Early arrivals take control of the best locations, the most desirable nesting sites being the densely packed burrows on grassy slopes just above the cliff edge where take-off is most easily accomplished. The birds are usually monogamous, but this is the result of their fidelity to their nesting sites rather than to their mates, and they often return to the same burrows year after year.
Later arrivals at the colony may find that all the best nesting sites have already been taken. So they are pushed towards the periphery, where they are in greater danger of predation.
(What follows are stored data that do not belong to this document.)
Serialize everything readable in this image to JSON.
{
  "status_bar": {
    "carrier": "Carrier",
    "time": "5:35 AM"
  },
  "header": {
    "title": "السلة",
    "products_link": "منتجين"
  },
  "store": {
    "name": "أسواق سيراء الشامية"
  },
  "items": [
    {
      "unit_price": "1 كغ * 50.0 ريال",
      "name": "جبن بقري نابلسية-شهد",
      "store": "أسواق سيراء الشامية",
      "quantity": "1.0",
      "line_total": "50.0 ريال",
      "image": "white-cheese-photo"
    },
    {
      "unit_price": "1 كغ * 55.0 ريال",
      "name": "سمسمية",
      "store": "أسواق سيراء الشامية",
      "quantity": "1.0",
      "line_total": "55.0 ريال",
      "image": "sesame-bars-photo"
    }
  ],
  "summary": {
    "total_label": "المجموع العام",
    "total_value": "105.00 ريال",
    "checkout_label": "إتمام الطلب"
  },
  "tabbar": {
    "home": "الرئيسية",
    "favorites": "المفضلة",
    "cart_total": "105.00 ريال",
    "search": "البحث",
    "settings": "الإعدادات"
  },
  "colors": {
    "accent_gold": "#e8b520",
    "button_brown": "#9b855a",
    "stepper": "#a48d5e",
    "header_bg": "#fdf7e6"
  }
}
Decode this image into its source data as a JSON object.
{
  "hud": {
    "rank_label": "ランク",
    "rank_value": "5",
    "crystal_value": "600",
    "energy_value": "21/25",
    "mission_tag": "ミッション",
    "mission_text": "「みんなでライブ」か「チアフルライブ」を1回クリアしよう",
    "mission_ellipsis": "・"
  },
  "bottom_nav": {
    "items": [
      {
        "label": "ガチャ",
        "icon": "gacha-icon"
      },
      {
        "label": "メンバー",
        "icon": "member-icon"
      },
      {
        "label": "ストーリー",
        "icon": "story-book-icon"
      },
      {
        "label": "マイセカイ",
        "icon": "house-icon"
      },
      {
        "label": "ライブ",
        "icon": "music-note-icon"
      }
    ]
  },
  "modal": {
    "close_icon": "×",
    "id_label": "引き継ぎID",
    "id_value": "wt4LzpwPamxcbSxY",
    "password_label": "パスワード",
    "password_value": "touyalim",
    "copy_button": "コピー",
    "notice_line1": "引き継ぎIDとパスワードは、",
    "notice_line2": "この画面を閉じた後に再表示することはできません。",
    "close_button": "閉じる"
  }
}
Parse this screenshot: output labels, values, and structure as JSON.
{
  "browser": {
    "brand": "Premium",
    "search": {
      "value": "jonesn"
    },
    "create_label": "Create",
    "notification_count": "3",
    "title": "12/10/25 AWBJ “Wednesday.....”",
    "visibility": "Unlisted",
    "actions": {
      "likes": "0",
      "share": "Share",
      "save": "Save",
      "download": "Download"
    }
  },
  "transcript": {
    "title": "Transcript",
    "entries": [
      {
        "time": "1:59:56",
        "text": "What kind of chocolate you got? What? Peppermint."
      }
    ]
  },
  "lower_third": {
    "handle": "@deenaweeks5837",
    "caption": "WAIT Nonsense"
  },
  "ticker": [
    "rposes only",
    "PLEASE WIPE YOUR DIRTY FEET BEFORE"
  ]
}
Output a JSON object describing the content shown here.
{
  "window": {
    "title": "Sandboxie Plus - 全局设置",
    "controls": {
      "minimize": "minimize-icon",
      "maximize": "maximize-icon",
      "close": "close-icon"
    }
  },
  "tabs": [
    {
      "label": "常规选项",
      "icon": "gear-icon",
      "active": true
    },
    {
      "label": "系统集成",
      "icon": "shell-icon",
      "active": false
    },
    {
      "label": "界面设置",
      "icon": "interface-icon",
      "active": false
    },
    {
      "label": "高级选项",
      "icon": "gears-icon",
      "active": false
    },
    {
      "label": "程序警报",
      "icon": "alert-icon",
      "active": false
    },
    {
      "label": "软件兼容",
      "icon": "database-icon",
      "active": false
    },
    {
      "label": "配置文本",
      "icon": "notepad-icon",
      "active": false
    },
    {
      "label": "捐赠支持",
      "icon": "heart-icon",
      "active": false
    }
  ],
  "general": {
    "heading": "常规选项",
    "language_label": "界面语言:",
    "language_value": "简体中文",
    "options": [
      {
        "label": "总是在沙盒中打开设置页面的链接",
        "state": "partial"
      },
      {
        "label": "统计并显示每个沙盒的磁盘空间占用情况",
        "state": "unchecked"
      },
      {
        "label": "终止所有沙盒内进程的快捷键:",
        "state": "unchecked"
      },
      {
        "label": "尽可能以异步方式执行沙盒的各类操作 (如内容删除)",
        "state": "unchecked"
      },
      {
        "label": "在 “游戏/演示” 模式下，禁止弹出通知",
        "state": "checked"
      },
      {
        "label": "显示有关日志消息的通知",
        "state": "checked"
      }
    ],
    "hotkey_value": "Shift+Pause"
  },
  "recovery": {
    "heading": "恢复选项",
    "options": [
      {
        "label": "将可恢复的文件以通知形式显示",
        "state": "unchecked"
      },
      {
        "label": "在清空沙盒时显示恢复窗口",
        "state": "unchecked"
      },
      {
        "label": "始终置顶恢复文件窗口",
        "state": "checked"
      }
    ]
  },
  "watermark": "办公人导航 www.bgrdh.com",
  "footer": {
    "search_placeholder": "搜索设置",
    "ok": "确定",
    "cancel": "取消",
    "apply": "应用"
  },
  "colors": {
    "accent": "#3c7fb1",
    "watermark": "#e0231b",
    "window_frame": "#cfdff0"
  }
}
Younger birds may come ashore a month or more after the mature birds and find no remaining nesting sites. They do not breed until the following year, although if the ground cover surrounding the colony is cut back before these subadults arrive. The number of successfully nesting pairs may be increased.
Stand at the entrance to the burrow
Atlantic puffins are cautious when approaching the colony. And no bird likes to land in a location where other puffins are not already present. They make several circuits of the colony before alighting. On the ground, they spend much time preening, spreading oil from their preen gland. And they setting each feather in its correct position with beak or claw. They also spend time standing by their burrow entrances and interacting with passing birds.
Dominance is shown by an upright stance, with fluffed chest feathers and cocked tail, an exaggerated slow walk, head jerking, and gaping. Submissive birds lower their heads and hold their bodies horizontal and scurry past dominant individuals. Birds normally signal their intention to take off by briefly lowering their bodies before running down the slope to gain momentum.
If a bird is startled and takes off unexpectedly, a panic can spread through the colony with all the birds launching themselves into the air and wheeling around in a great circle. The colony is at its most active in the evening, with birds standing outside their burrows, resting on the turf or strolling around. Then, the slopes empty for the night as the birds fly out to sea to roost. Often they choosing to do so at fishing grounds ready for early-morning provisioning.